The following diagrams show the forces (red) exerted on the blocks (blue). I have not included the forces which the blocks exert, because these are not relevant for finding the accelerations of the blocks.
I. Before the wall is removed
Let the compressive force in the spring be $T$. Both masses are in static equilibrium. The forces $F$ and $T$ are the only horizontal forces acting on $m_1$ (I assume there is no static friction) and they act in opposite directions. Therefore they are equal : $T=F$.
Likewise $m_2$ is also in static equilibrium, acted on by the spring force $T$ to the right and the reaction force $N$ from the wall to the left. Therefore $N=T=F$.
II. Immediately after the wall is removed
Your teacher is correct : the compressive force $T$ in the spring does not change instantaneously when the wall on the right is removed. The length of the spring has not yet changed at this instant in time, so the compressive force $T$ has the same value it had before.

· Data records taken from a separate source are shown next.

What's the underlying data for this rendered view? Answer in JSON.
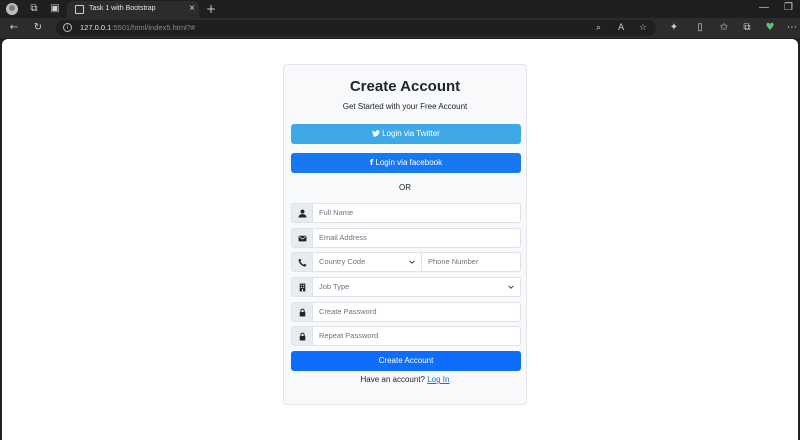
{
  "browser": {
    "tab_title": "Task 1 with Bootstrap",
    "url_host": "127.0.0.1",
    "url_rest": ":5501/html/index5.html?#"
  },
  "form": {
    "title": "Create Account",
    "subtitle": "Get Started with your Free Account",
    "twitter_label": "Login via Twitter",
    "facebook_label": "Login via facebook",
    "or_text": "OR",
    "full_name_placeholder": "Full Name",
    "email_placeholder": "Email Address",
    "country_code_placeholder": "Country Code",
    "phone_placeholder": "Phone Number",
    "job_type_placeholder": "Job Type",
    "password_placeholder": "Create Password",
    "repeat_password_placeholder": "Repeat Password",
    "submit_label": "Create Account",
    "have_account_text": "Have an account?",
    "login_link": "Log In"
  },
  "colors": {
    "twitter": "#3fa9e8",
    "facebook": "#1877f2",
    "primary": "#0d6efd"
  }
}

The same 2 forces still act on $m_1$, so the resultant force on it is still zero, hence the acceleration of $m_1$ is zero.
The wall is no longer providing the reaction force $N$ which kept $m_2$ in static equilibrium. So the resultant force on $m_2$ is now the compressive force $T=F$ acting to the right. The acceleration of $m_2$ is $F/m_2$.
III. A short time after the wall is removed
After $m_2$ has accelerated and moved a short distance, the spring is now longer so the compression force in it is smaller : if has reduced from $F$ to $F'$.
The forces on $m_1$ are no longer balanced because the spring force $F'$ is now smaller than the applied force $F$, so there is a resultant force on $m_1$ hence$m_1$ now accelerates to the right at a rate of $(F-F')/m_1$.
The resultant force on $m_2$ is now $F'<F$ so the acceleration of block $m_2$ is now $F'/m_2$.